Vista con gli occhi di un europeo, la sequenza dell’uccisione di Amir Locke, un nero di 22 anni, è tutta paradossale: ripresa dalla body-cam di servizio d’un agente, mostra la polizia che apre senza fare rumore, con una chiave falsa, la porta ed entra nell’alloggio del giovane senza preavviso; Locke dorme avvolto nelle coperte sul divano davanti al televisore acceso; quando i poliziotti gridando si palesano e gli intimano di alzare le mani, spunta da sotto le coperte con una pistola – la si vede in un fotogramma isolato: nella sequenza normale non la si nota -; basta perché un agente spari tre colpi e lo ammazzi.
E’ successo a Minneapolis, di nuovo a Minneapolis, la città da cui partì l’ultima grande stagione della protesta nera negli Stati Uniti dopo l’uccisione, nel maggio del 2020, di George Floyd, tenuto per oltre nove minuti a terra con un ginocchio premuto sul collo dal poliziotto Derek Chauvin, poi condannato. Gli altri agenti della pattuglia omicida sono attualmente sotto processo.
Stavolta, la fine di Locke indigna pure la lobby delle armi, che protesta perché la polizia ha sparato a un cittadino che esercitava il suo diritto costituzionale al possesso e al porto di un’arma – legittimamente detenuta -. In un comunicato, il Minnesota Gun Owners Caucus afferma che “Amir ha fatto quello che molti di noi avrebbero fatto nelle stesse circostanze: cercare un mezzo legale d’autodifesa, tentando di capire cosa stesse accadendo”.
La perquisizione dell’appartamento del giovane era stata decisa in un’indagine per omicidio con cui – s’è poi appurato – Locke non aveva nulla a che vedere: gli agenti cercavano un’altra persona, Amir non figurava nemmeno sul mandato.
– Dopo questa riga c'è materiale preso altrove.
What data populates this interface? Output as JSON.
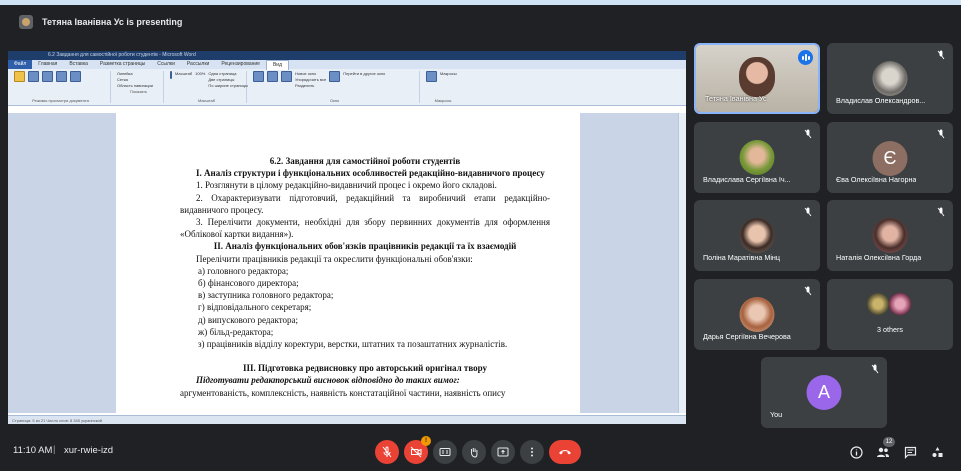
{
  "header": {
    "presenting_text": "Тетяна Іванівна Ус is presenting"
  },
  "screen": {
    "titlebar": "6.2 Завдання для самостійної роботи студентів - Microsoft Word",
    "tabs": [
      "Файл",
      "Главная",
      "Вставка",
      "Разметка страницы",
      "Ссылки",
      "Рассылки",
      "Рецензирование",
      "Вид"
    ],
    "ribbon_groups": [
      "Режимы просмотра документа",
      "Показать",
      "Масштаб",
      "Окно",
      "Макросы"
    ],
    "ribbon_items": [
      "Линейка",
      "Сетка",
      "Область навигации",
      "Масштаб",
      "100%",
      "Одна страница",
      "Две страницы",
      "По ширине страницы",
      "Новое окно",
      "Упорядочить все",
      "Разделить",
      "Перейти в другое окно",
      "Макросы"
    ],
    "status": "Страница: 5 из 21   Число слов: 8 345   украинский",
    "document": {
      "heading": "6.2. Завдання для самостійної роботи студентів",
      "section1_title": "I. Аналіз структури і функціональних особливостей редакційно-видавничого процесу",
      "items1": [
        "1. Розглянути в цілому редакційно-видавничий процес і окремо його складові.",
        "2. Охарактеризувати підготовчий, редакційний та виробничий етапи редакційно-видавничого процесу.",
        "3. Перелічити документи, необхідні для збору первинних документів для оформлення «Облікової картки видання»)."
      ],
      "section2_title": "II. Аналіз функціональних обов'язків працівників редакції та їх взаємодій",
      "section2_intro": "Перелічити працівників редакції та окреслити функціональні обов'язки:",
      "items2": [
        "а) головного редактора;",
        "б) фінансового директора;",
        "в) заступника головного редактора;",
        "г) відповідального секретаря;",
        "д) випускового редактора;",
        "ж) більд-редактора;",
        "з) працівників відділу коректури, верстки, штатних та позаштатних журналістів."
      ],
      "section3_title": "III. Підготовка редвисновку про авторський оригінал твору",
      "section3_italic": "Підготувати редакторський висновок відповідно до таких вимог:",
      "section3_text": "аргументованість, комплексність, наявність констатаційної частини, наявність опису"
    }
  },
  "participants": [
    {
      "name": "Тетяна Іванівна Ус",
      "speaking": true
    },
    {
      "name": "Владислав Олександров...",
      "muted": true
    },
    {
      "name": "Владислава Сергіївна Іч...",
      "muted": true
    },
    {
      "name": "Єва Олексіївна Нагорна",
      "muted": true,
      "initial": "Є"
    },
    {
      "name": "Поліна Маратівна Мінц",
      "muted": true
    },
    {
      "name": "Наталія Олексіївна Горда",
      "muted": true
    },
    {
      "name": "Дарья Сергіївна Вечерова",
      "muted": true
    },
    {
      "name": "3 others"
    },
    {
      "name": "You",
      "muted": true,
      "initial": "A"
    }
  ],
  "colors": {
    "accent": "#8ab4f8",
    "end_call": "#ea4335",
    "you_avatar": "#9a67ea",
    "eva_avatar": "#8d6e63"
  },
  "bottom": {
    "time": "11:10 AM",
    "separator": "|",
    "meeting_code": "xur-rwie-izd",
    "camera_badge": "!",
    "participants_count": "12"
  }
}
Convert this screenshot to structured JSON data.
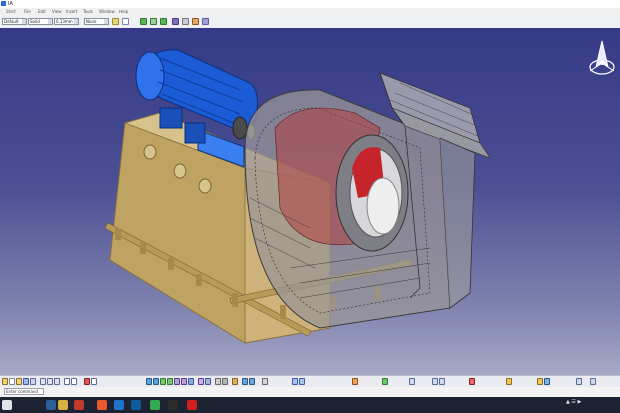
{
  "window": {
    "title": "IA"
  },
  "menu": {
    "items": [
      "Start",
      "File",
      "Edit",
      "View",
      "Insert",
      "Tools",
      "Window",
      "Help"
    ]
  },
  "toolbar": {
    "combos": [
      {
        "value": "Default",
        "name": "color"
      },
      {
        "value": "Solid",
        "name": "linetype"
      },
      {
        "value": "0.13mm",
        "name": "thickness"
      },
      {
        "value": "None",
        "name": "layer"
      }
    ]
  },
  "statusbar": {
    "command_placeholder": "Enter command"
  },
  "icons": {
    "compass": "compass-icon",
    "app": "catia-app-icon"
  },
  "colors": {
    "viewport_top": "#353a86",
    "viewport_bottom": "#a7a9c6",
    "motor": "#1c5bd6",
    "frame": "#cdb37a",
    "housing": "#8d8a8a",
    "impeller": "#c42a2a"
  }
}
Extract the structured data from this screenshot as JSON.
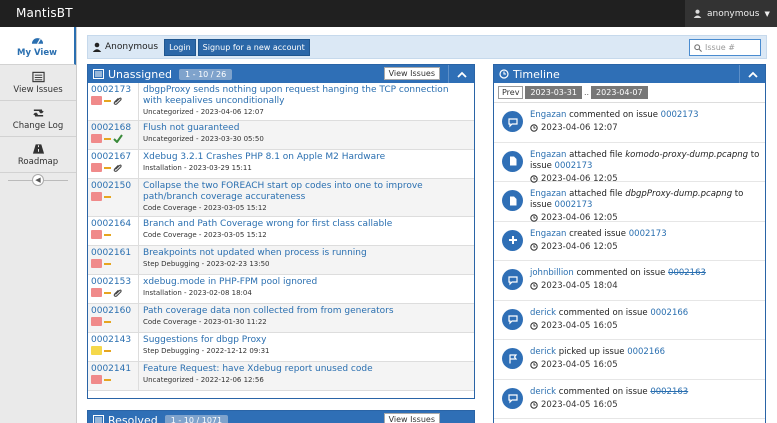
{
  "app": {
    "brand": "MantisBT",
    "user_menu": "anonymous"
  },
  "sidebar": {
    "items": [
      {
        "label": "My View",
        "icon": "tachometer-icon"
      },
      {
        "label": "View Issues",
        "icon": "list-icon"
      },
      {
        "label": "Change Log",
        "icon": "retweet-icon"
      },
      {
        "label": "Roadmap",
        "icon": "road-icon"
      }
    ]
  },
  "breadcrumb": {
    "user": "Anonymous",
    "login": "Login",
    "signup": "Signup for a new account"
  },
  "search": {
    "placeholder": "Issue #"
  },
  "unassigned": {
    "title": "Unassigned",
    "count": "1 - 10 / 26",
    "view_label": "View Issues",
    "rows": [
      {
        "id": "0002173",
        "summary": "dbgpProxy sends nothing upon request hanging the TCP connection with keepalives unconditionally",
        "meta": "Uncategorized - 2023-04-06 12:07",
        "color": "#f08a8a",
        "extra": "paperclip"
      },
      {
        "id": "0002168",
        "summary": "Flush not guaranteed",
        "meta": "Uncategorized - 2023-03-30 05:50",
        "color": "#f08a8a",
        "extra": "check"
      },
      {
        "id": "0002167",
        "summary": "Xdebug 3.2.1 Crashes PHP 8.1 on Apple M2 Hardware",
        "meta": "Installation - 2023-03-29 15:11",
        "color": "#f08a8a",
        "extra": "paperclip"
      },
      {
        "id": "0002150",
        "summary": "Collapse the two FOREACH start op codes into one to improve path/branch coverage accurateness",
        "meta": "Code Coverage - 2023-03-05 15:12",
        "color": "#f08a8a",
        "extra": ""
      },
      {
        "id": "0002164",
        "summary": "Branch and Path Coverage wrong for first class callable",
        "meta": "Code Coverage - 2023-03-05 15:12",
        "color": "#f08a8a",
        "extra": ""
      },
      {
        "id": "0002161",
        "summary": "Breakpoints not updated when process is running",
        "meta": "Step Debugging - 2023-02-23 13:50",
        "color": "#f08a8a",
        "extra": ""
      },
      {
        "id": "0002153",
        "summary": "xdebug.mode in PHP-FPM pool ignored",
        "meta": "Installation - 2023-02-08 18:04",
        "color": "#f08a8a",
        "extra": "paperclip"
      },
      {
        "id": "0002160",
        "summary": "Path coverage data non collected from from generators",
        "meta": "Code Coverage - 2023-01-30 11:22",
        "color": "#f08a8a",
        "extra": ""
      },
      {
        "id": "0002143",
        "summary": "Suggestions for dbgp Proxy",
        "meta": "Step Debugging - 2022-12-12 09:31",
        "color": "#f5d84a",
        "extra": ""
      },
      {
        "id": "0002141",
        "summary": "Feature Request: have Xdebug report unused code",
        "meta": "Uncategorized - 2022-12-06 12:56",
        "color": "#f08a8a",
        "extra": ""
      }
    ]
  },
  "resolved": {
    "title": "Resolved",
    "count": "1 - 10 / 1071",
    "view_label": "View Issues"
  },
  "timeline": {
    "title": "Timeline",
    "prev": "Prev",
    "from": "2023-03-31",
    "sep": "..",
    "to": "2023-04-07",
    "items": [
      {
        "icon": "comment-icon",
        "user": "Engazan",
        "action": " commented on issue ",
        "issue": "0002173",
        "file": "",
        "struck": false,
        "time": "2023-04-06 12:07"
      },
      {
        "icon": "file-icon",
        "user": "Engazan",
        "action": " attached file ",
        "file": "komodo-proxy-dump.pcapng",
        "after": " to issue ",
        "issue": "0002173",
        "struck": false,
        "time": "2023-04-06 12:05"
      },
      {
        "icon": "file-icon",
        "user": "Engazan",
        "action": " attached file ",
        "file": "dbgpProxy-dump.pcapng",
        "after": " to issue ",
        "issue": "0002173",
        "struck": false,
        "time": "2023-04-06 12:05"
      },
      {
        "icon": "plus-icon",
        "user": "Engazan",
        "action": " created issue ",
        "issue": "0002173",
        "file": "",
        "struck": false,
        "time": "2023-04-06 12:05"
      },
      {
        "icon": "comment-icon",
        "user": "johnbillion",
        "action": " commented on issue ",
        "issue": "0002163",
        "file": "",
        "struck": true,
        "time": "2023-04-05 18:04"
      },
      {
        "icon": "comment-icon",
        "user": "derick",
        "action": " commented on issue ",
        "issue": "0002166",
        "file": "",
        "struck": false,
        "time": "2023-04-05 16:05"
      },
      {
        "icon": "flag-icon",
        "user": "derick",
        "action": " picked up issue ",
        "issue": "0002166",
        "file": "",
        "struck": false,
        "time": "2023-04-05 16:05"
      },
      {
        "icon": "comment-icon",
        "user": "derick",
        "action": " commented on issue ",
        "issue": "0002163",
        "file": "",
        "struck": true,
        "time": "2023-04-05 16:05"
      }
    ]
  },
  "colors": {
    "accent": "#2f6fb6",
    "topbar": "#202020"
  }
}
Non è la prima volta che una perquisizione tipo ‘no-knock warrant‘, cioè senza preavviso, provoca una tragedia: nel 2020, a Louisville, nel Kentucky, Breonna Taylor, un’infermiera, fu ammazzata durante un’irruzione della polizia nella sua abitazione – l’inchiesta era per spaccio di droga e lei non era l’indagata -.
Al blitz nell’alloggio di Locke a Minneapolis hanno partecipato almeno quattro agenti: le immagini, rese di pubblico dominio dalla Cnn e da tutti i media Usa, mostrano gli agenti infilare una chiave passe-partout nella porta e fare irruzione urlando, una volta entrati, “Polizia! Perquisizione!”.
“Su le mani”, grida a ripetizione uno, mentre altri intimano “Stenditi su questo fottuto pavimento”. Un poliziotto dà un calcio al divano e il giovane afroamericano spunta da sotto le coperte, tenendo in mano una pistola. Si sentono gli spari: tre colpi, tutti esplosi da un poliziotto identificato come Mark Hanneman, subito sospeso – come vuole la prassi -, in attesa dell’esito degli accertamenti.
Il dramma rilancia le polemiche sui ‘no-knock warrants’, rianima la campagna ‘Defund the Police’, rinfocola le perplessità su un dipartimento di polizia già sotto tiro per l’uccisione di Floyd nel 2020 e per quella di Daunte Wright, un ventenne ammazzato lo scorso anno a Brooklyn Center, alle porte della metropoli, da una poliziotta che – disse – aveva scambiato la pistola per il taser. E ripartono le proteste di Black Lives Matter.
La procura garantisce un’inchiesta “giusta e completa”. Il governatore democratico Tim Walz dice che bisogna fare di più per evitare abusi e incidenti da parte della polizia. Tempo fa, i ‘no-knock warrants’ erano stati modificati: gli agenti devono annunciare il motivo della perquisizione, prima d’entrare; ma, con Locke non l’hanno fatto.
L’avvocato della famiglia di Amir Locke, Ben Crump, che rappresentava anche i Floyd, ha precisato che il giovane “non aveva alcun precedente”. La madre, Karen Wales, chiede giustizia. I parenti lo descrivono come un giovane rispettoso della legge: sognava di entrare nel mondo della musica.